Troubleshooting Guide#

This comprehensive guide helps you diagnose and resolve common issues when working with LeggedGym-Ex. Each section covers specific categories of problems with actionable solutions.

Installation Issues#

CUDA Version Mismatch#

Problem: Training fails with CUDA-related errors or torch cannot detect GPU.

Error Messages:

RuntimeError: CUDA out of memory. Tried to allocate X.XX MiB
AssertionError: Torch not compiled with CUDA enabled
NVIDIA driver version is incompatible with CUDA version

Root Cause: The PyTorch CUDA version must match your system’s NVIDIA driver and CUDA toolkit.

Solution:

  1. Check your NVIDIA driver version:

nvidia-smi
  1. Verify PyTorch CUDA version:

import torch
print(torch.version.cuda)
print(torch.cuda.is_available())
  1. Install compatible PyTorch version:

For IsaacGym (Python 3.8, CUDA 12.1):

pip install torch==2.4.1 torchvision==0.19.1 --index-url https://download.pytorch.org/whl/cu121

For Genesis (Python 3.10, CUDA 12.6):

pip install torch==2.8.0 torchvision==0.23.0 --index-url https://download.pytorch.org/whl/cu126

For IsaacLab (Python 3.11, CUDA 12.6):

# IsaacSim includes PyTorch, verify after installation
python -c "import torch; print(torch.cuda.is_available())"
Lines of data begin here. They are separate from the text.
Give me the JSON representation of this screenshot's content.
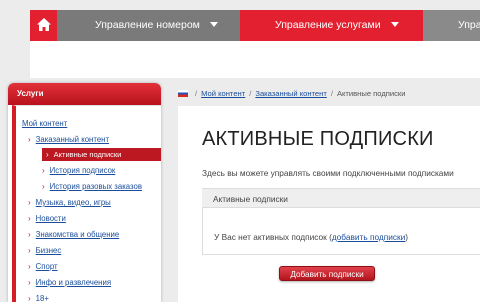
{
  "nav": {
    "items": [
      {
        "label": "Управление номером"
      },
      {
        "label": "Управление услугами"
      },
      {
        "label": "Упра"
      }
    ]
  },
  "sidebar": {
    "header": "Услуги",
    "items": [
      {
        "label": "Мой контент"
      },
      {
        "label": "Заказанный контент"
      },
      {
        "label": "Активные подписки"
      },
      {
        "label": "История подписок"
      },
      {
        "label": "История разовых заказов"
      },
      {
        "label": "Музыка, видео, игры"
      },
      {
        "label": "Новости"
      },
      {
        "label": "Знакомства и общение"
      },
      {
        "label": "Бизнес"
      },
      {
        "label": "Спорт"
      },
      {
        "label": "Инфо и развлечения"
      },
      {
        "label": "18+"
      }
    ]
  },
  "breadcrumb": {
    "items": [
      "Мой контент",
      "Заказанный контент",
      "Активные подписки"
    ],
    "separator": "/"
  },
  "main": {
    "title": "АКТИВНЫЕ ПОДПИСКИ",
    "description": "Здесь вы можете управлять своими подключенными подписками",
    "section_title": "Активные подписки",
    "empty_prefix": "У Вас нет активных подписок (",
    "empty_link": "добавить подписки",
    "empty_suffix": ")",
    "add_button": "Добавить подписки"
  },
  "colors": {
    "accent_red": "#e3202f",
    "nav_gray": "#7a7a7a",
    "link_blue": "#1a4e9c"
  }
}
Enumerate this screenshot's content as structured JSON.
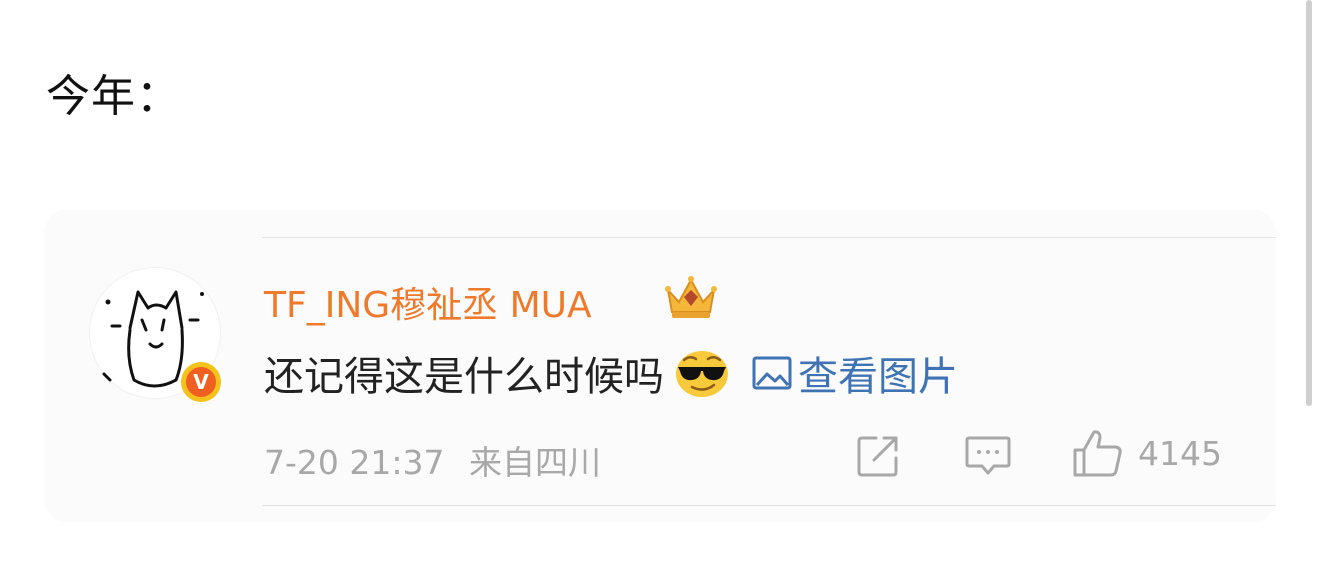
{
  "heading": "今年：",
  "comment": {
    "username": "TF_ING穆祉丞 MUA",
    "text": "还记得这是什么时候吗",
    "view_image_label": "查看图片",
    "time": "7-20 21:37",
    "location": "来自四川",
    "like_count": "4145",
    "badge_letter": "V"
  },
  "colors": {
    "username": "#ef7a2b",
    "link": "#3f73b4",
    "meta": "#a8a8a8"
  },
  "icons": {
    "crown": "crown-icon",
    "emoji": "sunglasses-emoji-icon",
    "picture": "picture-icon",
    "share": "share-icon",
    "comment": "comment-icon",
    "like": "thumbs-up-icon"
  }
}
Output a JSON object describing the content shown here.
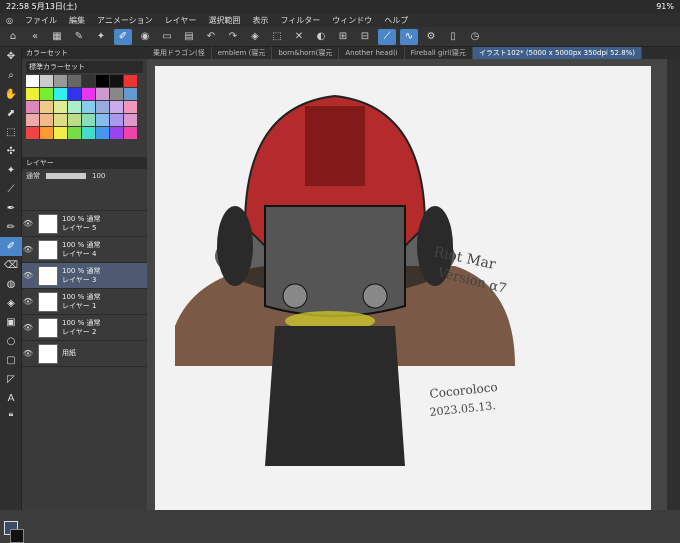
{
  "status": {
    "time": "22:58",
    "date": "5月13日(土)",
    "battery": "91%"
  },
  "menu": [
    "ファイル",
    "編集",
    "アニメーション",
    "レイヤー",
    "選択範囲",
    "表示",
    "フィルター",
    "ウィンドウ",
    "ヘルプ"
  ],
  "tabs": [
    "乗用ドラゴン(怪",
    "emblem (寝元",
    "born&horn(寝元",
    "Another head(i",
    "Fireball girl(寝元",
    "イラスト102* (5000 x 5000px 350dpi 52.8%)"
  ],
  "palette": {
    "tab": "カラーセット",
    "select": "標準カラーセット"
  },
  "layerpanel": {
    "tab": "レイヤー",
    "blend": "通常",
    "opacity": "100"
  },
  "layers": [
    {
      "pct": "100 % 通常",
      "name": "レイヤー 5"
    },
    {
      "pct": "100 % 通常",
      "name": "レイヤー 4"
    },
    {
      "pct": "100 % 通常",
      "name": "レイヤー 3"
    },
    {
      "pct": "100 % 通常",
      "name": "レイヤー 1"
    },
    {
      "pct": "100 % 通常",
      "name": "レイヤー 2"
    },
    {
      "pct": "",
      "name": "用紙"
    }
  ],
  "art": {
    "sig1": "Riot Mar",
    "sig2": "Version α7",
    "sig3": "Cocoroloco",
    "sig4": "2023.05.13."
  }
}
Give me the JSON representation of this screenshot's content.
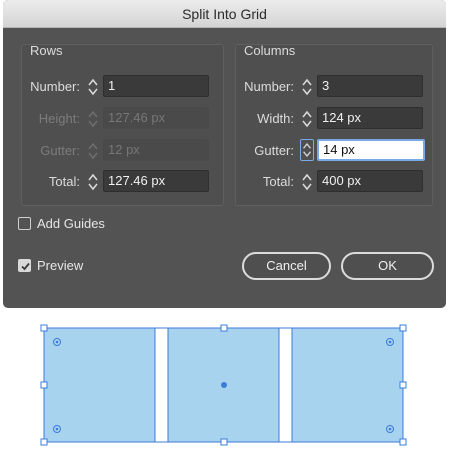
{
  "dialog": {
    "title": "Split Into Grid",
    "rows": {
      "title": "Rows",
      "number": {
        "label": "Number:",
        "value": "1"
      },
      "height": {
        "label": "Height:",
        "value": "127.46 px"
      },
      "gutter": {
        "label": "Gutter:",
        "value": "12 px"
      },
      "total": {
        "label": "Total:",
        "value": "127.46 px"
      }
    },
    "columns": {
      "title": "Columns",
      "number": {
        "label": "Number:",
        "value": "3"
      },
      "width": {
        "label": "Width:",
        "value": "124 px"
      },
      "gutter": {
        "label": "Gutter:",
        "value": "14 px"
      },
      "total": {
        "label": "Total:",
        "value": "400 px"
      }
    },
    "add_guides": {
      "label": "Add Guides",
      "checked": false
    },
    "preview": {
      "label": "Preview",
      "checked": true
    },
    "cancel_label": "Cancel",
    "ok_label": "OK"
  },
  "colors": {
    "dialog_bg": "#535353",
    "cell_fill": "#a8d3ef",
    "selection": "#3b7bd8"
  },
  "canvas": {
    "columns": 3,
    "rows": 1
  }
}
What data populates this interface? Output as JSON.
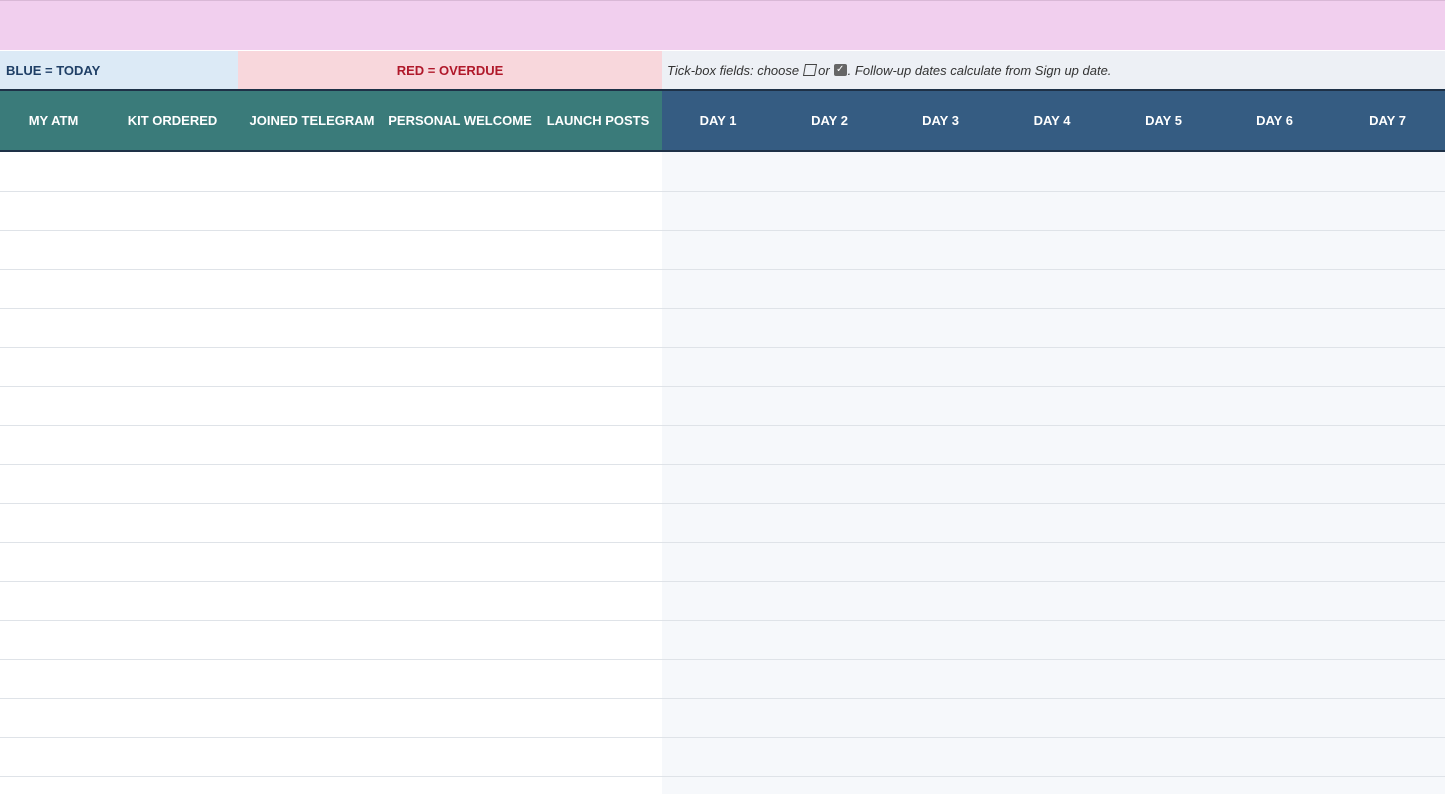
{
  "legend": {
    "blue_label": "BLUE = TODAY",
    "red_label": "RED = OVERDUE",
    "note_prefix": "Tick-box fields: choose",
    "note_or": "or",
    "note_suffix": ". Follow-up dates calculate from Sign up date."
  },
  "columns_left": [
    "MY ATM",
    "KIT ORDERED",
    "JOINED TELEGRAM",
    "PERSONAL WELCOME",
    "LAUNCH POSTS"
  ],
  "columns_right": [
    "DAY 1",
    "DAY 2",
    "DAY 3",
    "DAY 4",
    "DAY 5",
    "DAY 6",
    "DAY 7"
  ],
  "colors": {
    "banner": "#f1cfee",
    "today": "#dceaf6",
    "overdue": "#f8d7dc",
    "header_teal": "#3a7b7a",
    "header_navy": "#355c82"
  },
  "icons": {
    "unchecked": "checkbox-empty-icon",
    "checked": "checkbox-checked-icon"
  }
}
Prevention: Always check driver compatibility before creating conda environments. Minimum driver version: 570.

IsaacGym Installation Errors#

Problem: IsaacGym Preview 4 fails to install or import.

Error Messages:

ModuleNotFoundError: No module named 'isaacgym'
ImportError: libpython3.8.so.1.0: cannot open shared object file
OSError: Cannot load IsaacGym library

Root Cause: IsaacGym requires specific Python version and proper library paths.

Solution:

  1. Download IsaacGym Preview 4 from NVIDIA Developer website.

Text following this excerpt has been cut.